Kokosblütenzucker gilt als die trendige, gesunde Zuckeralternative – mit angeblich niedrigem glykämischen Index und Mineralstoffen. Der Faktencheck zeigt: Er ist vor allem eins – teurer Zucker.
Auf einen Blick
Kokosblütenzucker besteht größtenteils aus ganz normalem Haushaltszucker (Saccharose), liefert ähnlich viele Kalorien (~380 kcal/100 g) und ist ernährungsphysiologisch kaum besser. Der oft beworbene niedrige GI ist wissenschaftlich umstritten.
Was ist Kokosblütenzucker?
Kokosblütenzucker wird aus dem Nektar der Blütenstände der Kokospalme gewonnen. Der Nektar wird eingekocht, bis ein karamellartiger Zucker entsteht. Chemisch besteht er zu rund 70–90 % aus Saccharose – also demselben Zweifachzucker wie Haushaltszucker.
Der Mythos vom niedrigen GI
Das zentrale Verkaufsargument ist ein glykämischer Index von angeblich rund 35. Diese Zahl geht auf eine einzelne, kleine Untersuchung zurück; andere Messungen liegen deutlich höher, näher an dem von Haushaltszucker. Verlässlich belegt ist der Vorteil nicht.
Nährwerte: kaum ein Unterschied
Ja, Kokosblütenzucker enthält Spuren von Mineralstoffen wie Kalium und Eisen. Die Mengen sind aber so gering, dass man unrealistisch viel essen müsste, um davon zu profitieren – und damit vor allem Zucker. Mit ~380 kcal liegt er praktisch auf Zuckerniveau.

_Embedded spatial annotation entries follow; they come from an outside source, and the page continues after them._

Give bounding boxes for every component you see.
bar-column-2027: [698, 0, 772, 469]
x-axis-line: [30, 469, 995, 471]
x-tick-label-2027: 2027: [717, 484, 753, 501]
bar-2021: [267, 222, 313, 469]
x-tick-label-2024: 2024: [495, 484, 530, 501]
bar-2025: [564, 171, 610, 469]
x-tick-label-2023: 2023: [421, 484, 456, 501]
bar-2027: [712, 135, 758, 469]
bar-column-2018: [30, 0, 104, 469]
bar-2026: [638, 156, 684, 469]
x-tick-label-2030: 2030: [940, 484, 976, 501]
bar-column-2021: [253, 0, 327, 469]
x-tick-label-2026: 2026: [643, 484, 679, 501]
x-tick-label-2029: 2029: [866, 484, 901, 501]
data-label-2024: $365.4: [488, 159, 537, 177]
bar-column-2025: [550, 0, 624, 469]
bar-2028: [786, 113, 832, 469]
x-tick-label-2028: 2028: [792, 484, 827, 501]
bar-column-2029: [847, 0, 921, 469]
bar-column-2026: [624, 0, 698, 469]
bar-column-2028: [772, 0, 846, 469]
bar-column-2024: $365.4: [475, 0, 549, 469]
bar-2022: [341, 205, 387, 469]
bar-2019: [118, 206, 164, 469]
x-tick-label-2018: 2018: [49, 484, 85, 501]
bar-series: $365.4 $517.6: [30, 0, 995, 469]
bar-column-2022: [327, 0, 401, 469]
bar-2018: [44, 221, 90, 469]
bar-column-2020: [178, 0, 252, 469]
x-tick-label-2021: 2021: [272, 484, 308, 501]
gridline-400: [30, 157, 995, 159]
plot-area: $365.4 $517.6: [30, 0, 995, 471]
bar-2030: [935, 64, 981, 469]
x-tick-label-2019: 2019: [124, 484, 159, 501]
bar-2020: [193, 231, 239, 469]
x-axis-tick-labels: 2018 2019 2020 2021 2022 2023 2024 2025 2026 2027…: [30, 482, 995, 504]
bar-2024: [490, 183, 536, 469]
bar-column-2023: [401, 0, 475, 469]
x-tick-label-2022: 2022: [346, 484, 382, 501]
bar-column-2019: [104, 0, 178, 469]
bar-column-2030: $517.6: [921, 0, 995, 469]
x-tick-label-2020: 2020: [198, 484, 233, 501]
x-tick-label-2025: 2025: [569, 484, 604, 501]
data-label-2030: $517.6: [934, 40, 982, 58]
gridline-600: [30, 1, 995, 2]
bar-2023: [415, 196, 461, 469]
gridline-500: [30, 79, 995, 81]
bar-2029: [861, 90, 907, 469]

„Natürlich“ ist auch hier Marketing
Kokosblütenzucker reiht sich ein bei Alternativen wie Agavendicksaft, die mit Natur-Image verkauft werden, den Körper aber wie normaler Zucker belasten. Wer Zucker reduzieren will, gewinnt hier wenig – mehr dazu unter Natürliche Süße.
Häufige Fragen
Ist Kokosblütenzucker gesünder als normaler Zucker?
Kaum. Er besteht größtenteils aus Saccharose und liefert ähnlich viele Kalorien. Ein belastbarer Gesundheitsvorteil ist nicht nachgewiesen.
Hat Kokosblütenzucker wirklich einen niedrigen GI?
Die niedrige Zahl beruht auf einer einzelnen kleinen Studie und ist umstritten. Realistisch liegt der GI näher am Haushaltszucker.
Kann man mit Kokosblütenzucker backen?
Ja, 1:1 wie Zucker – mit einer leichten Karamellnote im Geschmack.
Fazit
Kokosblütenzucker schmeckt gut und ist als Genussmittel völlig in Ordnung – als Gesundheitsprodukt ist er überbewertet. Wer wirklich sparen will, greift zu kalorienfreien Alternativen aus der Zuckerersatz-Übersicht.